At the circus center is Chip Ganassi and his staff. Mike Hull, who leads the day-to-day activities of the organization, said he has always felt race car drivers need to settle their own differences. But he stepped in to a degree in this case because the chatter spilled into the public domain.
"We sat the guys down and talked because it represents us," Hull said. "This isn't how we do things."
Hull said Toronto has a history of producing stressful racing situations and tempers. He called it "our version of Bristol," a reference to NASCAR's short-track event at Bristol (Tenn.) Motor Speedway.
Dixon said he doesn't "hold grudges" and that he "likes the kid."
Rahal said he didn't care.
"If he means it, that's his problem," he said.
Canada seems to stir the blood of the Yankee-based drivers.
Will Power and Franchitti are still strained following their mid-race contact in Toronto. Power let loose his frustrations on the television broadcast, saying Franchitti never gets penalized by IndyCar's officiating crew.

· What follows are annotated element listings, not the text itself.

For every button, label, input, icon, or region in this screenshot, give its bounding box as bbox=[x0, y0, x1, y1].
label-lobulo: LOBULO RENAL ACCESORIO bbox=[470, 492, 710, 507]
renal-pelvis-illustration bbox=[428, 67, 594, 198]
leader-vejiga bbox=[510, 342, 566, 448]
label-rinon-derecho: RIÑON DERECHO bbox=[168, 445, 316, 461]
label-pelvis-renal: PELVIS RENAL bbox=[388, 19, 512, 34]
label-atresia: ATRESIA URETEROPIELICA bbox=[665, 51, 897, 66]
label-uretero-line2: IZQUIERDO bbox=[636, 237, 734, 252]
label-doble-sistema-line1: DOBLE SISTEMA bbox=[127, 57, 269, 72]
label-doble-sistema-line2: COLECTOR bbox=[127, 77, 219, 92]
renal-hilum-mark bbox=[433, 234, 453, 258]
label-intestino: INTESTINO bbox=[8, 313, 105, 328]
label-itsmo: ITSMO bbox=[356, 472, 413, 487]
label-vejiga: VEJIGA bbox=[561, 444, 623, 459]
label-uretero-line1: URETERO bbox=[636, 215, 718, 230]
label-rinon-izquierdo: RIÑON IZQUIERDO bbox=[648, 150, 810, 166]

Power then called Franchitti a princess on Twitter.
Power said they're still at odds, and that was clear in Saturday's post-qualifying news conference when they sat side by side with their heads turning every direction but toward the other.
"He won't even look me in the eye," Power said.
This track has a history of hot tempers. Last year, Helio Castroneves stormed on foot to seek a reason for IndyCar's call of blocking Power on a restart with three laps to go.
Even the polite Oriol Servia got into the action Saturday. Ryan Hunter-Reay was trying to get around him at the end of the second round of qualifying, and Servia finally pulled over. But that wasn't the end of it. Servia jumped on his tail, and they got helmet to helmet on pit road and hashed it out in animated fashion.
The layout of this new circuit won't make it easy to cool off. Turns one, five and 13 are tight and treacherous, and they come at the end of long straights.
"It's going to get aggressive," said Dixon, who won last year's race without leading a lap because Castroneves ignored the penalty.
Contact will come today. The question will be: How much and how soon will it come?
Those answers start with Power and Franchitti, who start second and fourth behind Takuma Sato, who won his second pole of the season (the other last month at Iowa Speedway).
Said Franchitti: "We've done it before; we'll be fine."
Followed Power: "He's behind me (at the start), so it's up to him."